China’s Tianjin LNG terminal took in its 400th cargo in 2023 but will cargoes be pulled east during 2024? Photo: Seapeak

But the huge elephant in the room for 2024 is the ongoing issue of fleet replacement and how this might unfold.

Some believe 2024 will be a year when the future for LNG steam turbine vessels is brought sharply into focus, with one shipping manager describing it as the “big, big question” for the coming year.

For LNG steamships of 145,000 cbm and larger, at least one owner feels there will be interest for period business as these are the vessels at the slightly larger end of the capacity spectrum for this vessel type.

But for the smaller vessels, many say a phase-out is looming large.

Cool Company chief executive Richard Tyrrell said on a December Capital Link webinar that the steamships have had an extra lease of life due to the Russia-Ukraine war when tonnage was needed. But he said that due to the Carbon Intensity Indicator and growing commercial pressures, these vessels may either be idled or exit the market altogether in the future.

Slim pickings

For those looking at LNG carrier newbuildings, 2024 is likely to prove a year of slim pickings for early delivery slots.

Brokers reported that the last of the 2027 berths are now being mopped up with the main delivery windows focused on 2028 — four years out.

With prices stubbornly sitting at $260m-plus per vessel and delivered costs in the $280m to $290m range, owners said this will require daily charter rates in the region of $110,000 to $120,000, depending on how operating costs are defined.

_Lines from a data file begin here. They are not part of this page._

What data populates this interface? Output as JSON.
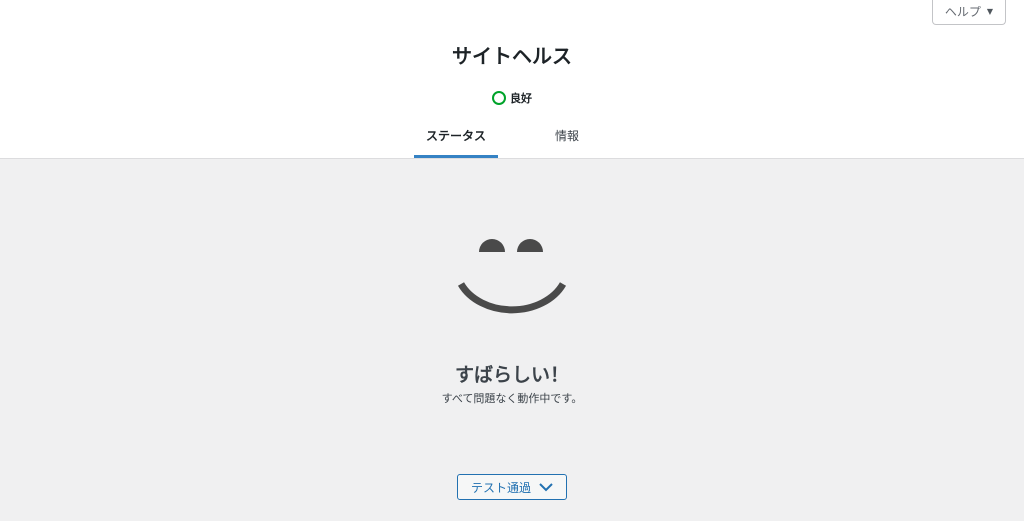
{
  "header": {
    "help_label": "ヘルプ",
    "help_caret": "▼",
    "title": "サイトヘルス",
    "status_label": "良好",
    "status_color": "#00a32a"
  },
  "tabs": [
    {
      "label": "ステータス",
      "active": true
    },
    {
      "label": "情報",
      "active": false
    }
  ],
  "result": {
    "title": "すばらしい！",
    "subtitle": "すべて問題なく動作中です。",
    "passed_button_label": "テスト通過"
  },
  "colors": {
    "accent": "#2271b1",
    "tab_underline": "#3582c4",
    "face": "#4a4a4a",
    "background": "#f0f0f1"
  }
}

But they report that charterers are offering levels closer to $95,000 per day, presenting a yawning gulf on newbuilding earnings and making those contemplating new orders particularly wary.

The focus on fleet renewal, coupled with high prices at shipyards and lack of early berth capacity, is leading some to reassess their fleets, Fearnley LNG said in a note.

“We expect to see more vessels actively marketed for sale and would anticipate that the S&P market in 2024 will be equally active to that of this year,” the broker said.